Certains d'entre nous ont sursauté hier en entendant Jean-Jacques dire en fin d'émission qu'il avait découvert Brassens et qu'il y avait trouvé des choses sublimes et des choses obscènes "comme cette dernière chanson". Encore sous le charme de "Mourir pour des idées " et la tête pleine d'images de talibans, nous avons accusé le coup. Puis, en y réfléchissant, on se souvient que Maxime a dit : "Georges a écrit cette chanson après que le frère de Jeanne ait été arrêté pour faits de Résistance (c'est moi qui souligne). C'est une chanson de rage". Et là, on voit le Brassens planqué dans l'impasse Florimont pendant que les résistants luttent pour la liberté, pendant que des millions de juifs, de tziganes, d'homosexuels et d’handicapés crèvent dans les camps de la mort. Et le côté "anarchiste de salon" de Brassens nous saute au visage dans toute son obscénité.

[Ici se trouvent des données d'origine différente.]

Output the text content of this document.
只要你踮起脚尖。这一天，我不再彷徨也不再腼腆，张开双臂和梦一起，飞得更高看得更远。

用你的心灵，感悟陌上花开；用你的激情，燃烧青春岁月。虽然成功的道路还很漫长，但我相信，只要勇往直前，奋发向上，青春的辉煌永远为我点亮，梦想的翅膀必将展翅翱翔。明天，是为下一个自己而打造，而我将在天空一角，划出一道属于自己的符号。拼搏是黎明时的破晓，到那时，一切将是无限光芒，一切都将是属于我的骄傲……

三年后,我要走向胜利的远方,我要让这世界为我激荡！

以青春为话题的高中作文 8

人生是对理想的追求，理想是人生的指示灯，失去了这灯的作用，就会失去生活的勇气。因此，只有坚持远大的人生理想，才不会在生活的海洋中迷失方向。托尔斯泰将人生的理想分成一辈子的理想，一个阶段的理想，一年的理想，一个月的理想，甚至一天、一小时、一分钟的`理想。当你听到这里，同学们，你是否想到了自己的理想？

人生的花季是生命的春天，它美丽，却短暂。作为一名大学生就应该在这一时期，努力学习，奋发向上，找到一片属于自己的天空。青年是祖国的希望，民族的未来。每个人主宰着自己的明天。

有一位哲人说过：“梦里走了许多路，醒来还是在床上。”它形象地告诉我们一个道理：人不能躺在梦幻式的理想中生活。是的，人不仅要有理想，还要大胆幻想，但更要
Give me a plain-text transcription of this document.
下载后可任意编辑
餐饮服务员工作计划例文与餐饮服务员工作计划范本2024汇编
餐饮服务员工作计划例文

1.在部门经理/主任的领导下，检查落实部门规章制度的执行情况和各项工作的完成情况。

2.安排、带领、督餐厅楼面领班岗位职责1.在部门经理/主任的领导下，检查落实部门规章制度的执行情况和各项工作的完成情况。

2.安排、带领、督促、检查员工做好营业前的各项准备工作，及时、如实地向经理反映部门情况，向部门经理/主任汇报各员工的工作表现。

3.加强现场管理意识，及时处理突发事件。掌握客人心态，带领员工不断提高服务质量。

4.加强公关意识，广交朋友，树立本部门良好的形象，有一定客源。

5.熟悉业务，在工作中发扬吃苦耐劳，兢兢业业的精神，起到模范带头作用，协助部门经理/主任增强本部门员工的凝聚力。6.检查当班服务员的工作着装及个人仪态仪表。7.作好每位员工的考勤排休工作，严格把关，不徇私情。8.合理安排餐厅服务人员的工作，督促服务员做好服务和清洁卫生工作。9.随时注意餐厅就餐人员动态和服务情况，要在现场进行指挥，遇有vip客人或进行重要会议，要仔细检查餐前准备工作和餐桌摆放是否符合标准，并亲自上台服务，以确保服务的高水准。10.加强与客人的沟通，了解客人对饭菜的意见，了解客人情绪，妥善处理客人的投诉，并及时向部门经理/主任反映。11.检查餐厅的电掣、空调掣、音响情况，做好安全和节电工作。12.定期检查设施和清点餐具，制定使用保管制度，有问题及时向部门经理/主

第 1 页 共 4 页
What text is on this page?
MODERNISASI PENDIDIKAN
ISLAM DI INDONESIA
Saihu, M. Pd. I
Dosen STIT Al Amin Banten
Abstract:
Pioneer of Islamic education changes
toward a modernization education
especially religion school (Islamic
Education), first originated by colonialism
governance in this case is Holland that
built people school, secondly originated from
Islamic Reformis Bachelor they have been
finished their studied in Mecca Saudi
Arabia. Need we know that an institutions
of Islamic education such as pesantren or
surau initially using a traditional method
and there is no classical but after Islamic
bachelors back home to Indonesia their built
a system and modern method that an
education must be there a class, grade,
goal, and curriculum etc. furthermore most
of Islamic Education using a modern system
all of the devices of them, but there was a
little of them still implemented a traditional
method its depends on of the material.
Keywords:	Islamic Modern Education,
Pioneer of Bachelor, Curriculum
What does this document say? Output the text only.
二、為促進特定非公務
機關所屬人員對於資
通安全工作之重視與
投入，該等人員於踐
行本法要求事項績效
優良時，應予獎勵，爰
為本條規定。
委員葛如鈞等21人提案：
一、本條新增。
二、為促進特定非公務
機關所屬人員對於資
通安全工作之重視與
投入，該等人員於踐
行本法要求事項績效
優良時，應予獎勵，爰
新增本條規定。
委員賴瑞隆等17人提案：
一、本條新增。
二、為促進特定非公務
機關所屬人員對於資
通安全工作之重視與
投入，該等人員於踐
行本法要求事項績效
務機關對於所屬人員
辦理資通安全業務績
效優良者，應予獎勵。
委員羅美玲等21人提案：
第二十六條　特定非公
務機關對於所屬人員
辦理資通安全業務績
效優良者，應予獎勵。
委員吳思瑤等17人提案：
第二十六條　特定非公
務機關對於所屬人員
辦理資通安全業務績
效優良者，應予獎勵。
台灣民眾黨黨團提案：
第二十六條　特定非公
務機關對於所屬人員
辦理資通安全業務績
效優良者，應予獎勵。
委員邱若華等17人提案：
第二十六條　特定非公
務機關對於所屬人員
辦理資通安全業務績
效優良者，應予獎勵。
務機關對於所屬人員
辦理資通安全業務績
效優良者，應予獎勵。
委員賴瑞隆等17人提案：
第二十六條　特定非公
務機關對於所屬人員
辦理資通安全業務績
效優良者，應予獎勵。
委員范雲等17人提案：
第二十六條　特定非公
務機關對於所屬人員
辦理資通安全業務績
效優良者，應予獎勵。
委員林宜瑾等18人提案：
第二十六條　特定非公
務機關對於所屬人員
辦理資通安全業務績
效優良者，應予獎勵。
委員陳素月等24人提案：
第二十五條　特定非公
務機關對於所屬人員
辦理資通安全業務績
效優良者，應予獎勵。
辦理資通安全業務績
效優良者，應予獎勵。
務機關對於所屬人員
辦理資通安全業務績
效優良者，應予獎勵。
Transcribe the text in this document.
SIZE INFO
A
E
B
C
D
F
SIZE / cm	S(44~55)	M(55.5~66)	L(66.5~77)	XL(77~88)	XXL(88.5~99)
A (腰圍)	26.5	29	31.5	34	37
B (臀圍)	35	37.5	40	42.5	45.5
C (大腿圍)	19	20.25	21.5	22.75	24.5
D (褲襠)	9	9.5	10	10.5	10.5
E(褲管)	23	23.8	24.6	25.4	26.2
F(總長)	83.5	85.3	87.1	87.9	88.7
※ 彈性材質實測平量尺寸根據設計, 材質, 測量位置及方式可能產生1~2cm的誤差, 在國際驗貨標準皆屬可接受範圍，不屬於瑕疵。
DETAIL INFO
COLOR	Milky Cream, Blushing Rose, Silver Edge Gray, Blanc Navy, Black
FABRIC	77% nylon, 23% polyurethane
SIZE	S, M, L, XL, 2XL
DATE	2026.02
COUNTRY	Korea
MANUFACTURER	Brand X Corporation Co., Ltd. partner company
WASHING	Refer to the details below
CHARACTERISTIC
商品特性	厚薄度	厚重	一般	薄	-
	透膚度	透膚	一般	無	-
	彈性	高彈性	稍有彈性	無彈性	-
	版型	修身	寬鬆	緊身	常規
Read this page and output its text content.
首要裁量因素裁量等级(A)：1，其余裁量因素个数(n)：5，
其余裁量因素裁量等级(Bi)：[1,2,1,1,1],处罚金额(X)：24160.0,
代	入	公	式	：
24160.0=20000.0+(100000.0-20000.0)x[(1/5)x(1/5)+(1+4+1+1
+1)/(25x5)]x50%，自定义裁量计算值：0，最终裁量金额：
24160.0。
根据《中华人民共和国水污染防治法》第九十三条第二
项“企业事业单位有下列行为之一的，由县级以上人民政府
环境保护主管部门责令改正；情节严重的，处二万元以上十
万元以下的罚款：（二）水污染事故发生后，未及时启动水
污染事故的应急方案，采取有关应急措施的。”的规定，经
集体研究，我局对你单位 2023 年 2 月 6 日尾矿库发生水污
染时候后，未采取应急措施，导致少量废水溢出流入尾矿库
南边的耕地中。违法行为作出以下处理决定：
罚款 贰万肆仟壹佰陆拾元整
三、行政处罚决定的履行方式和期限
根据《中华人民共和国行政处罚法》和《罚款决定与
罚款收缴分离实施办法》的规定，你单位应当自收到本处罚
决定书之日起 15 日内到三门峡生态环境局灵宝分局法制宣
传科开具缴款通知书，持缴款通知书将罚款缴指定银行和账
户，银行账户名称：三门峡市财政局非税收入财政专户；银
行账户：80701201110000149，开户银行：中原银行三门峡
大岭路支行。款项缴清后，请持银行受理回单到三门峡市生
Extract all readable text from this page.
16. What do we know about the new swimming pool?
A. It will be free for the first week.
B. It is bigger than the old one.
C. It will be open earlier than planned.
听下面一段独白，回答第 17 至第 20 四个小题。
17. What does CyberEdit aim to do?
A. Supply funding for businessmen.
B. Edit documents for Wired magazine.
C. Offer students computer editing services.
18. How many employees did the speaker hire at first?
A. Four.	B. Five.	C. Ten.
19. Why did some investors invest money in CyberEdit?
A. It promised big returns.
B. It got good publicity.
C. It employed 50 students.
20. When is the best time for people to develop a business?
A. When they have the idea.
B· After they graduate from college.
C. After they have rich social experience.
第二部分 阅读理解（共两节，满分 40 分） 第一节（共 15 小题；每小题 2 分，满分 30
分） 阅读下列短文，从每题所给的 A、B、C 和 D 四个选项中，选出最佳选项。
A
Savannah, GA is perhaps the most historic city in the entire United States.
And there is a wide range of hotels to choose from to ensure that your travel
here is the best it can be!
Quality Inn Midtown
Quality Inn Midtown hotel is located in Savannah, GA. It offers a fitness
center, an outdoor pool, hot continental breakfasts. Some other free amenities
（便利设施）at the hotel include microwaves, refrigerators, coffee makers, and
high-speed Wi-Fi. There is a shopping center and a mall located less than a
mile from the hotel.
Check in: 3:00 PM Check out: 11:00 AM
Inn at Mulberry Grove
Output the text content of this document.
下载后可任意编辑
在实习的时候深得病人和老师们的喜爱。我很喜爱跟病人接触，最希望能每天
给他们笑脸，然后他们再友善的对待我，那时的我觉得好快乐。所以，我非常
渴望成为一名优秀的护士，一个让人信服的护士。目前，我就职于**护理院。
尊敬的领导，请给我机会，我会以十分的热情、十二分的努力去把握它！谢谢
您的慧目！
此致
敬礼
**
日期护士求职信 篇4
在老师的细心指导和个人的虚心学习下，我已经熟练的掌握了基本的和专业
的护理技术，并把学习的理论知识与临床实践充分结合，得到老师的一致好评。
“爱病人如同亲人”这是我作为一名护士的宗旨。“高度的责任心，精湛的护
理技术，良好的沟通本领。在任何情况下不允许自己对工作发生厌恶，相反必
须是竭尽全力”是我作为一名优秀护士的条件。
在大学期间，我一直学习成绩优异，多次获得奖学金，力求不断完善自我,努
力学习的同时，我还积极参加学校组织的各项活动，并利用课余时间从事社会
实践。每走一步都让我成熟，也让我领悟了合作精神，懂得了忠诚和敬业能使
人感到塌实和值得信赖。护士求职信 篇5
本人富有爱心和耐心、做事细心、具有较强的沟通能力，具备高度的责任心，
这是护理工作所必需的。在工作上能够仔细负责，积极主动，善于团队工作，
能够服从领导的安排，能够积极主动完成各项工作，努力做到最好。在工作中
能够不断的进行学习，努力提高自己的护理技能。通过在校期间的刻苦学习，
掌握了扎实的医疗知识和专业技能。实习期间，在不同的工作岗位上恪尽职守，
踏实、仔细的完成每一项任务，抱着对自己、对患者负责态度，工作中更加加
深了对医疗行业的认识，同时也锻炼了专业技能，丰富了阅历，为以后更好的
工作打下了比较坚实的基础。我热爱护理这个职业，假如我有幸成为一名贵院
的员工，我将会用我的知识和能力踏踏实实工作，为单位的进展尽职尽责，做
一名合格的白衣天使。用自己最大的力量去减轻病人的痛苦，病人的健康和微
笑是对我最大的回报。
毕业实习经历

Les chansons que Jean-Jacques a chantées : "L'Auvergnat" et "Si seulement elle était jolie" sont des exemples de ce qu'on peut trouver de sublime chez Brassens, la tendresse et l'humour. Pas misogyne, non. A l'inverse d'un Brel qui fustige Les femmes, Brassens chante à chaque fois Une femme, qu'elle soit délicieuse ou odieuse. Sa chanson "quatre-vingt quinze pourcent" (chantée divinement par Manu Béart) est un hymne à la femme et à son droit au plaisir.
Maintenant j'ai compris pourquoi Jean-Jacques avait l'air si mal à l'aise à certains moments de l'émission, alors qu'à d'autres, il se marrait sincèrement ("Le bricoleur", "Le mauvais sujet repenti").
Nad ze girafe En passant, 2 novembre 2001 Tous droits réservés
Admirateur de Brassens et fortement marqué par "Mourir pour des idées" j'ai moi-même été plutôt interloqué par la conclusion de JJG (mais pas autant que Drucker, bien mal à l'aise !) d'autant plus que c'est à peu près tout ce qu'il a dit pendant l'émission. La tête refroidie, en fait, quoi de plus normal dans l'optique de quelqu’un qui chante "Je ne me souviens que d'un mur immense, mais nous étions ensemble, ensemble nous l'avons franchi".
Pour moi, c'est le côté un peu communiste, ou disons internationaliste, de JJG qui ressort: "Mais si la guerre éclate sur nos idées trop belles, autant crever pour elles que ramper sans combattre". A mon sens, JJG est nostalgique des grandes idéologies dans lesquelles on peut s'engager sans complexe, ces "grands étendards" dont il chante la disparition avec un brin de mélancolie dans "Entre gris clair et gris foncé". Pour lui, des grandes et belles idées méritent le sacrifice d'une vie si nécessaire. Ce qui doit le choquer à mon avis dans la chanson de Brassens (et finalement c'est légitime) c'est qu'il met toutes les idéologies dans le même sac ("et comme toutes sont entre elles ressemblantes"), c'est un peu comme dire que mourir pour les nazis ou pour les communistes c'est la même chose. Ce que Brassens exprime c'est que le résultat est le même. On est mort et, la plupart du temps, c'était inutile ou tout le monde s'en fout. Evidemment, en tant que sympathisant anarchiste, il laisse penser que le chemin a été le même, or, pour JJG "Y'a que les routes qui sont belles et peu importe où elles nous mènent".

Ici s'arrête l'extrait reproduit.